ImageEscapism is named as one of your biggest influence. What is escapism for you and on which level does it affect you?
- I use the term because I think it defines the music on "Woods of Broccoli". What people put in the term can be different from person to person. For me it is about getting away from every-day life, trying to create an own personal space, (like going to therapy I guess). Just as the term implies, you can say that I tend to drift away into a zone, blocking out things that you have deal within the adult world and being very romantic about it, hehe...For good or worse. This is also one of the reasons why I don't read the newspapers or watch TV. Even though I have worked as a music video producer for NRK (Norwegian Broadcasting Corporation) on "Kometkameratene" after I finished film school. But I do listen to the radio every day. It's such a great medium and tends to keep you focused as a listener.


Do you eat broccoli? Is it some kind of fuel for you?
- Of course, YES, indeed. Everyday! I guess you could call it fuel for me. I feel that it cleans my body. And it contains iron, which is good for you.


Tom Sawyer or Harry Potter?
- Definitely Tom Sawyer. I used to be an addict watching Tom Sawyer and Huckleberry Finn on Swedish Television when I was a kid. Simply loved it. That is what I call escapism.


Swimming or skiing? Bicycle or car?
- Swimming. I can swim for hours during the warm seasons. The best exercise in the world. And bicycle. Allthough I always seem to wreck them. I don't have a drivers license and I will never get one. Afraid of traffic. Not my world and I don't understand the rules. And why are there so many aggressive drivers out there? Freaks me out.

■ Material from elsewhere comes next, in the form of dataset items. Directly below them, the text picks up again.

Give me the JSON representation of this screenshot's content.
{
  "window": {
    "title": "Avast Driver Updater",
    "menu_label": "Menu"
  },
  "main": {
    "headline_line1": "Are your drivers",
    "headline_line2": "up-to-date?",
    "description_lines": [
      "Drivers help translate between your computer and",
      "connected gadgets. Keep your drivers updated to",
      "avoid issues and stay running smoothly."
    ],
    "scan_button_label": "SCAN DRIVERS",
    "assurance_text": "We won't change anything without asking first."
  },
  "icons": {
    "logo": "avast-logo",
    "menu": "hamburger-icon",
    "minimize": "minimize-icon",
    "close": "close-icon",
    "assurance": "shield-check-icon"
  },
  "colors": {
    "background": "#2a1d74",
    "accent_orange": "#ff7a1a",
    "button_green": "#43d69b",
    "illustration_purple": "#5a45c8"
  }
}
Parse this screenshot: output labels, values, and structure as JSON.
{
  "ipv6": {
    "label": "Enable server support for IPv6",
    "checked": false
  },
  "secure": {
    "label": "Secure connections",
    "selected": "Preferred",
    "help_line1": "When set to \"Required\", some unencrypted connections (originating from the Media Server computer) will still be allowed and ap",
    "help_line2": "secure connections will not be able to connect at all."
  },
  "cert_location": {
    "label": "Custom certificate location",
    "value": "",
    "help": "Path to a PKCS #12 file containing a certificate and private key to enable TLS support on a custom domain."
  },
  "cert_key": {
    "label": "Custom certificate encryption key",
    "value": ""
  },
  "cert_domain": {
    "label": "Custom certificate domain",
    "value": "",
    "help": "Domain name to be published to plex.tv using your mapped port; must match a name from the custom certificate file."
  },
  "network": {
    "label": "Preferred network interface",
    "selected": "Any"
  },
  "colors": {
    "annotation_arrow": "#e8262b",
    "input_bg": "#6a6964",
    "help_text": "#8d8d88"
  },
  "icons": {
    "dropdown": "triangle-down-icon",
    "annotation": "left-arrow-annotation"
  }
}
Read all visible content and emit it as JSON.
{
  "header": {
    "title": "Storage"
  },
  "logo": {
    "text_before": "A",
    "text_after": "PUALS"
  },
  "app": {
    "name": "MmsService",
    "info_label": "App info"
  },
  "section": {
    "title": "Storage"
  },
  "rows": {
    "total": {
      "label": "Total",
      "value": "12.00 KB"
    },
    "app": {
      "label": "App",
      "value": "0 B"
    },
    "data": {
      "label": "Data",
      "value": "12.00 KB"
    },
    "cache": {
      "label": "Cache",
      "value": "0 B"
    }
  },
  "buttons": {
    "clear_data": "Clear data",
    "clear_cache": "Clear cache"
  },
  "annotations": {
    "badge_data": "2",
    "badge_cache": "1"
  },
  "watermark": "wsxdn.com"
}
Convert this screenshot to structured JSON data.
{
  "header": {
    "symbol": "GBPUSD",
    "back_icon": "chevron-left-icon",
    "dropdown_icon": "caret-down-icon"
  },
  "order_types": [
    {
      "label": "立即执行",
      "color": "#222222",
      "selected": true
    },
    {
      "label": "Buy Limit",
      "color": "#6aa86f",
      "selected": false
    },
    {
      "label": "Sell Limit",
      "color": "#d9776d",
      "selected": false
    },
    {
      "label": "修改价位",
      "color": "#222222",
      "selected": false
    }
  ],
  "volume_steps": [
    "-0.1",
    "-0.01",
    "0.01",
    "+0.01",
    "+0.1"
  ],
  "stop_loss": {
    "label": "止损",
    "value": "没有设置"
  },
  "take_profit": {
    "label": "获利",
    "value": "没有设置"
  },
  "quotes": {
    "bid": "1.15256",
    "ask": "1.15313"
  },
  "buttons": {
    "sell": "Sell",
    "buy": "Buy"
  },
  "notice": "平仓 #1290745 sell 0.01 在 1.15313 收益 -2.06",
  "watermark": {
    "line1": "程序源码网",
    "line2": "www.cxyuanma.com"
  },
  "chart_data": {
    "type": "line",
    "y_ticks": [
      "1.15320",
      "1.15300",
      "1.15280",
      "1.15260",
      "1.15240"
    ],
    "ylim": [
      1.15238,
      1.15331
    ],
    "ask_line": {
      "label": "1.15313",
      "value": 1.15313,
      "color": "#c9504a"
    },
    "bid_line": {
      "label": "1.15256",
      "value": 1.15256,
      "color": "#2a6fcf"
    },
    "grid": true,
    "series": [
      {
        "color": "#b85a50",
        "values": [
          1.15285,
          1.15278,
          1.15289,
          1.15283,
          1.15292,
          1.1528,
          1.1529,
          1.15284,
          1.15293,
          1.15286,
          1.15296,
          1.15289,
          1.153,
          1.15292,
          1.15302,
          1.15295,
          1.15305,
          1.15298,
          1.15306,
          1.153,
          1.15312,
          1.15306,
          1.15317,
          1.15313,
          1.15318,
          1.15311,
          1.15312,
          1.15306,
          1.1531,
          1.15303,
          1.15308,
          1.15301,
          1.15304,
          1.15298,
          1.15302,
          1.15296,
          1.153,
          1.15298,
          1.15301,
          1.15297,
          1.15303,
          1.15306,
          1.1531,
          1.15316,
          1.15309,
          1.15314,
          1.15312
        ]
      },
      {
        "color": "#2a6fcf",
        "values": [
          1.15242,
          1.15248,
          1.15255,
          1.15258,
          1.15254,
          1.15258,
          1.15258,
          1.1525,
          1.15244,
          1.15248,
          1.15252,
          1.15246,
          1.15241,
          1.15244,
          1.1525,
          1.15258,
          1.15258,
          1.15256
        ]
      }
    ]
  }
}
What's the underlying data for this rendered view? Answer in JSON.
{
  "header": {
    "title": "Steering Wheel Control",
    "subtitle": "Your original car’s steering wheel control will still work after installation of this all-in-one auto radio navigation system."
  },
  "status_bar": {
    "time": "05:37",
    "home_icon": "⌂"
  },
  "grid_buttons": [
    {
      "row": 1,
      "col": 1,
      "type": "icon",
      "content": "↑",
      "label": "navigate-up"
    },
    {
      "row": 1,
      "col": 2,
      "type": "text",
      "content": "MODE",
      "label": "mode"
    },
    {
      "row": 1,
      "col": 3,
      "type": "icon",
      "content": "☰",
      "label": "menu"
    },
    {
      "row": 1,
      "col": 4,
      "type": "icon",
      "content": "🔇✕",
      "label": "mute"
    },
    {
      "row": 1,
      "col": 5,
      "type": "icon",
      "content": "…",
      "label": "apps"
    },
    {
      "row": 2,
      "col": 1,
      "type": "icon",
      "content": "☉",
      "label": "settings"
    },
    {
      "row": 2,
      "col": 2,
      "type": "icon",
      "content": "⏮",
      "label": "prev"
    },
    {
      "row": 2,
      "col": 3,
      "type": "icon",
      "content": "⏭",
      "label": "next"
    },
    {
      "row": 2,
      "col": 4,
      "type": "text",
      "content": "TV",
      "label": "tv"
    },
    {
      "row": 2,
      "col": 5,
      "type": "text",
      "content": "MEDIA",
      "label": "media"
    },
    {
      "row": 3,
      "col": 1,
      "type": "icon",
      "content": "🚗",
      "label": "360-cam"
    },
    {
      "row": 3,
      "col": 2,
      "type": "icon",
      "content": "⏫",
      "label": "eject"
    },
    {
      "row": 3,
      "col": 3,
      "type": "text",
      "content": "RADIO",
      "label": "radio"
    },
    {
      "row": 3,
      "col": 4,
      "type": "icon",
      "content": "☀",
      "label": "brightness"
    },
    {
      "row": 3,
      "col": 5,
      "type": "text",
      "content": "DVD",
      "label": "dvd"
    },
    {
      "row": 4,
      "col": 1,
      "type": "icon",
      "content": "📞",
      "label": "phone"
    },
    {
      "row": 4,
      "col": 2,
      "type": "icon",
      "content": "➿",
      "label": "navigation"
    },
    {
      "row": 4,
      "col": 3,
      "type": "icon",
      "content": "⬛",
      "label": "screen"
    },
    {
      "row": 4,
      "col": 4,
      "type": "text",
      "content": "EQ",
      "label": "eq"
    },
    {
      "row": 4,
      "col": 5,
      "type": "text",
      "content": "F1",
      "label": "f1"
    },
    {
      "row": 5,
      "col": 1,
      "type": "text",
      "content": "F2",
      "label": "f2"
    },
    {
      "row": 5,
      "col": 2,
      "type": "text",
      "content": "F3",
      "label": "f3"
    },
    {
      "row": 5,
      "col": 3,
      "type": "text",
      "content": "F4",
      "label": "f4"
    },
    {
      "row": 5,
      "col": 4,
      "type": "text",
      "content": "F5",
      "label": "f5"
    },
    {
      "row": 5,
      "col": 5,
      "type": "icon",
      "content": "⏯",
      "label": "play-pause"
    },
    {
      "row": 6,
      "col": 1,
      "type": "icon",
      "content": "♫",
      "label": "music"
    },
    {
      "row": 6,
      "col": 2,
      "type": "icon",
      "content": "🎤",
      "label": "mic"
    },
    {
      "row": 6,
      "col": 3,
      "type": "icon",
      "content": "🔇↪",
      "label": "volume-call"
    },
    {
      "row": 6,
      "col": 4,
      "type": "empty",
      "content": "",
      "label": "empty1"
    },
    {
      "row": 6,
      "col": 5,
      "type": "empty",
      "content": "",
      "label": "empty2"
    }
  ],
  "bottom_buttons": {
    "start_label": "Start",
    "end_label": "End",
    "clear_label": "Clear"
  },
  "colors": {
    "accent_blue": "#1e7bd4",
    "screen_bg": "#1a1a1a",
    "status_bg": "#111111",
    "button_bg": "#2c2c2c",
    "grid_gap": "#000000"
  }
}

ImageDo you have a category of fave CD, books... What occupies you in the moment?
- Oh la la! That's really a tough one. Let me just say that my whole appartement consists of records, books and films (I mean a lot). Let me see... Favorite cd for the moment is difficult to answer because I listen to so many every week. But let me just say that I love Arthur Russel's album; "The world of echo". It's such a beautiful and groundbreaking album. Escapism at it's best. The book I'm reading at the moment is Mikhail Bulgakov's The Master and Margarita and I'm so thrilled about it. Can't wait to go on reading. Other writers that I really love and adore are Witold Gombrowicz, Julio Cortazar, Robert Walser, William S. Borroughs, Boris Vian, Andre Breton and Thomas Pynchon to name a few. Of the Norwegians writers it has to be Jens Bjorneboe, Tor Ulven, Kjell Askildsen, Thure Erik Lund, Jon Fosse and Stig SÊterbakken. Movies... I've just bought two box sets, volume 1 and 2 by Claude Chabrol (consists of 14 films) and Eric Rohmer (8 films) so I'm going through these French films at the moment. I really think they have created wonderful plots and have their own way of thinking when it comes to narration, telling a story etc. Other directors that I really like are; Louis Malle, Krzysztof Kieslowski, Francois Truffaut, Julio Medem, Woody Allen, Jean-Luc Godard, Werner Hertzog, John Cassavetes, Wes Anderson and Jim Jarmusch. The list could go on and on...


God. Religion. Or both?
- I was raised as a catholic since both my parents are from Poland. I don't attend to masses anymore (I was forced to go every sunday as a kid, it was a drag!) but still I find myself believing in something, even though I tend to think of it as something more abstract. Saying that, I've also caught myself praying at night sometimes. And I must say that I remember really liking the music in the catholic ceremony. Especially the choir voices at times. I guess I really believe in something - how can you not? - seeing what state the world is in. Will we ever get rid of these stupid wars?